SMILE is a vibrant, large-scale street art work by the Colombian artist Stinkfish, part of the SAMA (Street Art Museum Amsterdam) collection in Nieuw-West. Created in Stinkfish’s signature style, the piece features a powerful portrait built from a real, candid photograph, someone caught in a spontaneous moment, transformed into a colourful, energetic mural.

The work stands out for its bright colour bursts, hand-drawn patterns, and a strong emotional focus on the subject’s expression. Stinkfish aims to celebrate everyday people and their hidden stories, suggesting that every face on the street contains beauty, mystery, and humanity. For youth work, SMILE is especially useful as a conversation starter about identity, public visibility, photography as inspiration, and how simple moments can become art.

artist

Name: Stinkfish

Country of origin: Colombia

Stinkfish (b. early 1980s, Mexico City; active in Bogotá, Colombia) is an internationally recognised graffiti artist known for his vivid large-scale portraits and strong commitment to artistic independence.
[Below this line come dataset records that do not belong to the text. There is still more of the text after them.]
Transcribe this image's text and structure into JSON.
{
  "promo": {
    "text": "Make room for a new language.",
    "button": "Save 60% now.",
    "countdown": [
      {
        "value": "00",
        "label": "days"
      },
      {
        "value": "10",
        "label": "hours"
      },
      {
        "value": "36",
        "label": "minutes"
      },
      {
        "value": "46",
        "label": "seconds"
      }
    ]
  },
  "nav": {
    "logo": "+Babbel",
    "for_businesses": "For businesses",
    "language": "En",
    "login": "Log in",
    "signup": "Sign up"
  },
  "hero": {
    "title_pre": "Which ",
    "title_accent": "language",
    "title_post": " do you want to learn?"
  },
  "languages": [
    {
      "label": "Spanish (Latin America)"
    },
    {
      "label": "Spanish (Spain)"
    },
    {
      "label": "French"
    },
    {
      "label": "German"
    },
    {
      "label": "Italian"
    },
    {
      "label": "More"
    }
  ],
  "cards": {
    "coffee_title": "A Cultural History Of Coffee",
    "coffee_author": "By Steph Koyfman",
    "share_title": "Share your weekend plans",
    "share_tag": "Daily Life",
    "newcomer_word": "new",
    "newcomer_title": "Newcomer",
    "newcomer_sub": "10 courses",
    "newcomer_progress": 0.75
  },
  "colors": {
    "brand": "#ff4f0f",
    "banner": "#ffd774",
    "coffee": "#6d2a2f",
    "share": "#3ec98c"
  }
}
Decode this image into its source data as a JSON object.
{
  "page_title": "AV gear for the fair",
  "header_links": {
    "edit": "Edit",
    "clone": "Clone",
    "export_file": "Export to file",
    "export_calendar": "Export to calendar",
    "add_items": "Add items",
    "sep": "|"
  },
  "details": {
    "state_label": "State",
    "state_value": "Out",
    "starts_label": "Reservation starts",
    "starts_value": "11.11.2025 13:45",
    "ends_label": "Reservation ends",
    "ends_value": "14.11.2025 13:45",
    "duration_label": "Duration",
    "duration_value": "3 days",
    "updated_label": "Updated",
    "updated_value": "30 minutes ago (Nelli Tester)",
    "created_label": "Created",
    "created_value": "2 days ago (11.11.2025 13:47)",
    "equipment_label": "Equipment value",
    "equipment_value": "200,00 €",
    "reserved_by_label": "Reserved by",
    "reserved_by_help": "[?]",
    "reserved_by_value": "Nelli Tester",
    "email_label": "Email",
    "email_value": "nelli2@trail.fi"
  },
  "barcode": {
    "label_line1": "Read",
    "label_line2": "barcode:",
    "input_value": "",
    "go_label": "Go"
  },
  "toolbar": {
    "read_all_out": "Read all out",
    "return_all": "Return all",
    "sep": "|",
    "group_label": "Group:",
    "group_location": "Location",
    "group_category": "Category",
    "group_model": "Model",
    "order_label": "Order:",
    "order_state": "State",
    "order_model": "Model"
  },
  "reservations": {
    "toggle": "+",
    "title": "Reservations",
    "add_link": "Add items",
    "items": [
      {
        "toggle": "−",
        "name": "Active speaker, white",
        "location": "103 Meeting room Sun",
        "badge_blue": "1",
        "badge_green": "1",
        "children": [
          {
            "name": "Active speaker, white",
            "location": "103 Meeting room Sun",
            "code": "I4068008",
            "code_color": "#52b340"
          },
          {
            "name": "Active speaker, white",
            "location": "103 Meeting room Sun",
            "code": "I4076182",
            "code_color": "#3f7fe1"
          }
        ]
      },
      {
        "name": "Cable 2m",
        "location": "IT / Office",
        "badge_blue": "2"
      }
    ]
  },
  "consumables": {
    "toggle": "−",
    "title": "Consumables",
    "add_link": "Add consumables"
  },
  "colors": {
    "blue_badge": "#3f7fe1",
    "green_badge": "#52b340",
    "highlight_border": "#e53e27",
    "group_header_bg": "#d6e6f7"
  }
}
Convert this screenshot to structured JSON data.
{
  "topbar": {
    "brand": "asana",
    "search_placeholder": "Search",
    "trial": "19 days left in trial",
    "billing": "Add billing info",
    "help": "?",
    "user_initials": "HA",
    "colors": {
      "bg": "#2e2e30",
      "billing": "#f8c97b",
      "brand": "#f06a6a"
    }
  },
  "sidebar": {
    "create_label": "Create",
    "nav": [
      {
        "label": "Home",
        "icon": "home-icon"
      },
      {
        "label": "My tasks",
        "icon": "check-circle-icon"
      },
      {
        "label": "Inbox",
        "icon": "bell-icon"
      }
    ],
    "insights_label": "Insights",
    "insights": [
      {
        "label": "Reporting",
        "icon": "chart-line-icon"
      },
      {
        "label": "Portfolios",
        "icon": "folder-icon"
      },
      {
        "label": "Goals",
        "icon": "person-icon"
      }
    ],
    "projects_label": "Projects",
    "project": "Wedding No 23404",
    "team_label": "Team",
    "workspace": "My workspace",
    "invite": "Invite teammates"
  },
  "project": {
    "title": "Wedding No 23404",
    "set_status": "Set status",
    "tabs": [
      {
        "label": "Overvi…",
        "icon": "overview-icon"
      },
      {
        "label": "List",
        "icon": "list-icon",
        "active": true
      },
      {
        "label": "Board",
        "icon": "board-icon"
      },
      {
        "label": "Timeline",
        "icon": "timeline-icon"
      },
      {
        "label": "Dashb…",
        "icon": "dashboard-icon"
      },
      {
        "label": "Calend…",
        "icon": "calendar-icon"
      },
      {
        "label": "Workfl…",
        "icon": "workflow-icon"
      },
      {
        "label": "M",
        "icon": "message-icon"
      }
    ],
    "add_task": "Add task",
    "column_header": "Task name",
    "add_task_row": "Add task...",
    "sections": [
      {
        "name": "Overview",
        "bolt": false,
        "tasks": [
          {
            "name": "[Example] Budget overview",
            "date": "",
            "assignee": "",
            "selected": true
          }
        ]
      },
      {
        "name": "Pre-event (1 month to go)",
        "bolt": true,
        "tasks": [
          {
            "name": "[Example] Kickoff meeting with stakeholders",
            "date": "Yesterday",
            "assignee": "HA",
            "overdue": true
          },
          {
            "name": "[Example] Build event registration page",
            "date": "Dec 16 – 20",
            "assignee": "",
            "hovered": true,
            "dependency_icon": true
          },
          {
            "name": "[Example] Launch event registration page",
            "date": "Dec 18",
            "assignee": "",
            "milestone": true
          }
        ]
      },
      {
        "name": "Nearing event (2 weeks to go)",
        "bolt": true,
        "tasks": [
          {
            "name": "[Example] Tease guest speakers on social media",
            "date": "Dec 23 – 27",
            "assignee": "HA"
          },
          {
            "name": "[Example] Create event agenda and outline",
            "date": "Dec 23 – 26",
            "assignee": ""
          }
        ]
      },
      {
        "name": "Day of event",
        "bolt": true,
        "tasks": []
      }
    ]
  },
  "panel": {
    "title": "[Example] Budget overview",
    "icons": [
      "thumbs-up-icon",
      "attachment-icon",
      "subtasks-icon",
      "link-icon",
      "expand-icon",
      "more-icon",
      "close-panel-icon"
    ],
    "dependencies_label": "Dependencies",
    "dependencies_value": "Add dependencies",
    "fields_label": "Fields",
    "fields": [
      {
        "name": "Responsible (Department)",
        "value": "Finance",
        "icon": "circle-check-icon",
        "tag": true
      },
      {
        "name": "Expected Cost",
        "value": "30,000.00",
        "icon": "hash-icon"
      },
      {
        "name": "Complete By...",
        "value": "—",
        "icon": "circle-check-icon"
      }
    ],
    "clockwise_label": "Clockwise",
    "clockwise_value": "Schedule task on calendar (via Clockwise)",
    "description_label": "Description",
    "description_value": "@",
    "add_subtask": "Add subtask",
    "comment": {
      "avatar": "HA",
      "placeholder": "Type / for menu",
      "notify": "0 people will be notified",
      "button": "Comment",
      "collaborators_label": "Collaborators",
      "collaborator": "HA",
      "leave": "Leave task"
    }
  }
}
Raised in Bogotá from early childhood, he developed an eye for everyday life in the city through long walks and an early fascination with photography, influenced by carrying his father’s cameras. He adopted the name “Stinkfish” in his youth, initially as a graffiti tag, later evolving into the signature he uses across his global body of work.

His practice is rooted in graffiti rather than institutional street art, guided by a philosophy that prioritises autonomy, anonymity, and the belief that public space should remain open to all. Stinkfish is best known for portraits derived from candid photographs of ordinary people—either self-shot or found—transformed into murals through a combination of stencils, freehand spray paint, and expressive abstract patterns. Bright colour fields, radiating geometric bursts, and organic motifs surround his portraits, creating a visual language that merges realism with dynamic, psychedelic abstraction.

Since the early 2000s, Stinkfish has painted extensively in Latin America, Europe, and Asia, and co-founded the artist collective Animal Power Culture (APC), which champions a horizontal, anti-hierarchical approach to urban creativity. His works appear on residential façades, disused walls, and neighbourhood environments, preferring lived-in public spaces over commercial districts. While he occasionally participates in exhibitions, his core practice remains firmly embedded in the street, where he situates his work among communities that might not otherwise encounter contemporary art.

Across interviews and written reflections—most notably from the 2010s—Stinkfish consistently expresses a resistance to the commercialisation of urban art and a conviction that creativity should not be constrained by institutions or market demands. His recent activity continues to be visible in international mural festivals and community-based projects, with new works appearing worldwide. Through his vibrant portraits, he offers visibility to anonymous subjects and affirms the street as a shared cultural space, reinforcing his role as a significant figure in contemporary global graffiti and urban visual heritage.